|A Maginot Line fortification. Photo from the US Army.|
At the same time, "big data" has clouded the picture of what constitutes sensitive data. The correlation of digital library use with web activity outside the library can impact privacy in ways that never would occur in a physical library. For example, I've found that many libraries unknowingly use Amazon cover images to enrich their online catalogs, so that even a user who is completely anonymous to the library ends up letting Amazon know what books they're searching for.
Recently, I've been serving on the Steering Committee of an initiative of NISO to try to establish a set of principles that libraries, providers of services to libraries, and publishers can use to support privacy patron privacy. We held an in-person meeting in San Francisco at the end of July. There was solid support from libraries, publishers and service companies for improving reader privacy, but some issues were harder than others. The issues around data collection and use attracted the widest divergence in opinion.
One approach that was discussed centered on classifying different types of data depending on the extent to which they impact user privacy. This also the approach taken by most laws governing privacy of library records. They mostly apply only to "Personally Identifiable Information" (PII), which usually would mean a person's name, address, phone number, etc., but sometimes is defined to include the user's IP address. While it's important to protect this type of information, in practice this usually means that less personal information lacks any protection at all.
I find that the data classification approach is another Maginot privacy line. It encourages the assumption that collection of demographics data – age, gender, race, religion, education, profession, even sexual orientation – is fair game for libraries and participants in the library ecosystem. I raised some eyebrows when I suggested that demographic groups might deserve a level of privacy protection in libraries, just as individuals do.
OCLC's Andrew Pace gave an example that brought this home for us all. When he worked as a librarian at NC State, he tracked usage of the books and other materials in the collection. Every library needs to do this for many purposes. He noticed that materials placed on reserve for certain classes received little or no usage, and he thought that faculty shouldn't be putting so many things on reserve, effectively preventing students not taking the class from using these materials. And so he started providing usage reports to the faculty.
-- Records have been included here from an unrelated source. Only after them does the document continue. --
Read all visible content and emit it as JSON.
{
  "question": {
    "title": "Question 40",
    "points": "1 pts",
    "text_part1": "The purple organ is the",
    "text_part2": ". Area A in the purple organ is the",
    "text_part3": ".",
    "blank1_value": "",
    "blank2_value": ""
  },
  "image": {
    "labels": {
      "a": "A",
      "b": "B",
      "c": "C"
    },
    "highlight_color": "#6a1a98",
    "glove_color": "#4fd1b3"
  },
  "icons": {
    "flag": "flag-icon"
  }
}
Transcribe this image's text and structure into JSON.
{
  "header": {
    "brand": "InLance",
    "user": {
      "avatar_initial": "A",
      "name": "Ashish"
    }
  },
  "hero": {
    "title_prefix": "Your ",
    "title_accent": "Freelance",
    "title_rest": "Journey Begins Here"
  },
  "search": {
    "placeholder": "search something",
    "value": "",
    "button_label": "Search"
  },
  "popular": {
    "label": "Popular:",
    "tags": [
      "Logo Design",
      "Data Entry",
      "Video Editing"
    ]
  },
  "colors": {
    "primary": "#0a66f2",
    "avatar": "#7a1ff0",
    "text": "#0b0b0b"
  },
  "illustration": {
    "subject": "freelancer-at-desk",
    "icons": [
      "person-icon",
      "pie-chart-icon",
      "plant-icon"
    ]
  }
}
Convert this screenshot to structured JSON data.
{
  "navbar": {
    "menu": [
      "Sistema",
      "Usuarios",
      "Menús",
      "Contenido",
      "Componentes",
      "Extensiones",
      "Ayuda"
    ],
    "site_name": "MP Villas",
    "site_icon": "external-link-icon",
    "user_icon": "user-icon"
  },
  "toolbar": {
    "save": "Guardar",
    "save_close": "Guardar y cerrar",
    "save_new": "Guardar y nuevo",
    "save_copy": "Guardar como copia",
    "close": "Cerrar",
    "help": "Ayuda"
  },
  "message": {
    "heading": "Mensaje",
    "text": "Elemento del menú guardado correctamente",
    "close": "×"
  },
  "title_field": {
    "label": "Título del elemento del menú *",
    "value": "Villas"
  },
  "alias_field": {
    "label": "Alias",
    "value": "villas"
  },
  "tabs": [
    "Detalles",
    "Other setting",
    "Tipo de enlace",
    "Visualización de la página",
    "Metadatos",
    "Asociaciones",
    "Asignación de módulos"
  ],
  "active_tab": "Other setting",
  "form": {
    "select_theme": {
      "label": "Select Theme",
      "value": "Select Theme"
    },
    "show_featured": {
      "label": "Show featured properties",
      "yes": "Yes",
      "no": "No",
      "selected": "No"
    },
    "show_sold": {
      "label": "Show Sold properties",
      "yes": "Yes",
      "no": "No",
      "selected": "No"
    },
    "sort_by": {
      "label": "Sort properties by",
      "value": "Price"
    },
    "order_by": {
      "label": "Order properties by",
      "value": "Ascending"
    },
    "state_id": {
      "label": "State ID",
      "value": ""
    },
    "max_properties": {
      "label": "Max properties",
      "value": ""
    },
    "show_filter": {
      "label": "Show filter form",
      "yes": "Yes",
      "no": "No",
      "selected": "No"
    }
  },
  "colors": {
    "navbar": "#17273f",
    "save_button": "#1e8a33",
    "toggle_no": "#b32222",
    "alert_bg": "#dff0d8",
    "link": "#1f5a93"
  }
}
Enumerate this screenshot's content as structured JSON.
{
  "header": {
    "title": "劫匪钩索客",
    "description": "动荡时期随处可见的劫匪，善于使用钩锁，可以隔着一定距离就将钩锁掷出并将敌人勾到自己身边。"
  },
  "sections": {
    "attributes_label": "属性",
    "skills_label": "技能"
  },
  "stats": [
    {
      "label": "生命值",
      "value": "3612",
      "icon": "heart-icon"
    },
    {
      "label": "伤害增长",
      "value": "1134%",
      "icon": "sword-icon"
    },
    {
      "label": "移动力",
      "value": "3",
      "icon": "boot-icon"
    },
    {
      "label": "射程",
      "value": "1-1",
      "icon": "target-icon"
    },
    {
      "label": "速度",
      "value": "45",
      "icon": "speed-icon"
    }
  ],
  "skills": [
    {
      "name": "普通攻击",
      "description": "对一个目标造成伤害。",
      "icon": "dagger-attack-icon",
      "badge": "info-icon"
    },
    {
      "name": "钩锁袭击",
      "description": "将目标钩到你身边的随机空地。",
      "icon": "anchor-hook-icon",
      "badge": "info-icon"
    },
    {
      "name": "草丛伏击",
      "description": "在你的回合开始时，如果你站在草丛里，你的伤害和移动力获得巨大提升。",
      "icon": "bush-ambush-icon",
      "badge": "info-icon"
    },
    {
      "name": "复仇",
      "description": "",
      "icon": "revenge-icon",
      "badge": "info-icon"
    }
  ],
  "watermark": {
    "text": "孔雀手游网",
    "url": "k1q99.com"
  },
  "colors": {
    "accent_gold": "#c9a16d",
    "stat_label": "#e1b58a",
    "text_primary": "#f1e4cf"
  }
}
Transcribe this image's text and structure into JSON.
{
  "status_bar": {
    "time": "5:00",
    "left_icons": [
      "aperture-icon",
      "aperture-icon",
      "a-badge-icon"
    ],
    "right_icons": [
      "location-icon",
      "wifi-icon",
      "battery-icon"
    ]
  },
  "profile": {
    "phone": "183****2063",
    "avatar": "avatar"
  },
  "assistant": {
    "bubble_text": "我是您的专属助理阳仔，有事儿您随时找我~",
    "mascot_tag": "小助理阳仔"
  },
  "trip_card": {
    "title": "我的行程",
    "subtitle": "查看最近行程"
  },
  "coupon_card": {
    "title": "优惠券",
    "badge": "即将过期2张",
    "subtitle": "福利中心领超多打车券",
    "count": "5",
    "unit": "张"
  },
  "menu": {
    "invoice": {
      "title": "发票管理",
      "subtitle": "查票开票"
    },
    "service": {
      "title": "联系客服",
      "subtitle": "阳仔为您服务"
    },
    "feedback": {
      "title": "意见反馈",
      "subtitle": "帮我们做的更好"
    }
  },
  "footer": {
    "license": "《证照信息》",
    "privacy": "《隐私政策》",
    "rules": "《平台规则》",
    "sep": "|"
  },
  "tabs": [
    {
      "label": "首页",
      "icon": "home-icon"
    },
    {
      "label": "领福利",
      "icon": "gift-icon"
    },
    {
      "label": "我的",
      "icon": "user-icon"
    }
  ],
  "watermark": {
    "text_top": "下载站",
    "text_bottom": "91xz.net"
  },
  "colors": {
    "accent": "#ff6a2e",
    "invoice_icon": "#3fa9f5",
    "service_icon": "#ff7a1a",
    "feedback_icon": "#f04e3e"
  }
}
What this example illustrates is that libraries MUST collect at least SOME data that impinges on reader privacy. If reader privacy is to be protected, a "privacy impact assessment" must be made on almost all uses of that data. In today's environment, users expect that their data signals will be listened to and their expressed needs will be accommodated. Given these expectations, building privacy in libraries is going to require a lot of work and a lot of thought.